AMSTERDAM - Het OM eiste vandaag een celstraf en een taakstraf tegen een 20-jarige man die wordt verdacht van phishing en pakketfraude. Hij zou samen met anderen slachtoffers hebben benaderd via websites waar tweede hands artikelen worden aangeboden en verkocht. Ook zou hij op naam van anderen goederen hebben besteld bij online webshops.
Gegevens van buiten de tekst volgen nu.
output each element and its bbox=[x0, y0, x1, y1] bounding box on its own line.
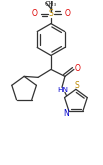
Text: S: S bbox=[74, 81, 79, 90]
Text: O: O bbox=[75, 64, 81, 73]
Text: O: O bbox=[31, 9, 37, 18]
Text: S: S bbox=[49, 9, 53, 18]
Text: CH₃: CH₃ bbox=[45, 1, 57, 7]
Text: O: O bbox=[65, 9, 71, 18]
Text: N: N bbox=[63, 109, 69, 118]
Text: HN: HN bbox=[57, 87, 68, 93]
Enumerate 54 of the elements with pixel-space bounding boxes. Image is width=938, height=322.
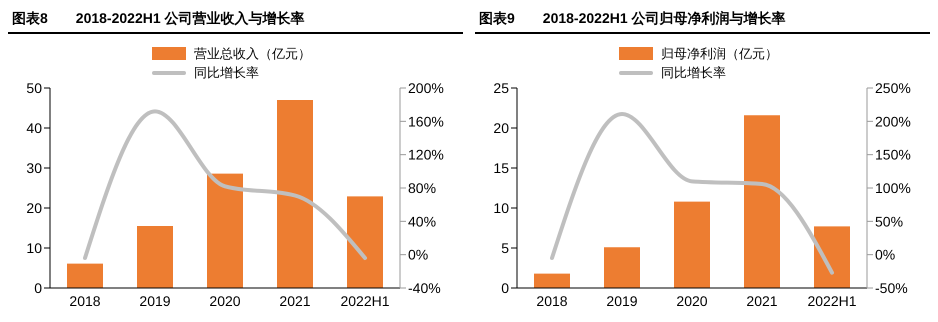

De officier eiste een celstraf van 250 dagen waarvan 79 dagen voorwaardelijk en een taakstraf van 120 uur. De 20-jarige man wordt verdacht van phishing en pakketfraude in de periode tussen 1 oktober 2019 en 3 mei 2020. Ook zou de verdachte hebben deelgenomen aan een criminele organisatie die zich bezighield met het plegen van computervredebreuk, gekwalificeerde diefstallen, oplichting en het voorhanden hebben en verspreiden van phishinglinks. Met hem worden nog elf personen, zowel meerderjarigen als minderjarigen, ervan verdacht lid te zijn van een crimineel samenwerkingsverband dat zich bezighield met cybercriminaliteit. Zij zullen zich later voor de rechter moeten verantwoorden.

Phishing
De verdachten vonden hun slachtoffers via websites waar tweedehands artikelen worden aangeboden en verkocht. Ze legden contact als potentiële koper of verkoper. Vervolgens werd door de verdachten aangegeven dat zij zelf eerder slachtoffer waren geworden van oplichting en daarom de betrouwbaarheid van de tegenpartij wilden verifiëren door een betaallink - een tikkie – te sturen voor een klein geldbedrag. De betaallink die vervolgens werd verstuurd, was een phishinglink waarmee het slachtoffer naar een imitatiewebsite van bijvoorbeeld een bank werd geleid. Op deze imitatiewebsite vulden de slachtoffers hun persoonlijke gegevens in, waardoor de verdachten de volledige beschikking over de bankrekening kregen zonder dat de slachtoffers daar aanvankelijk erg in hadden.

Pakketfraude
Pakketfraude was een tweede vorm van cybercriminaliteit waar de verdachten zich mee bezighielden. Het lukte de criminele organisatie via bijvoorbeeld Telegram accountnamen, wachtwoorden en adressen te bemachtigen van klanten van grote online webshops. De verdachten bestelden met behulp van deze gegevens goederen op naam van het slachtoffer - pakketten – en kozen daarbij voor de betalingsoptie ‘afterpay’. Ze lieten de pakketten bijvoorbeeld bezorgen op niet-bewoonde adressen waar ze zelf de pakketten konden ophalen.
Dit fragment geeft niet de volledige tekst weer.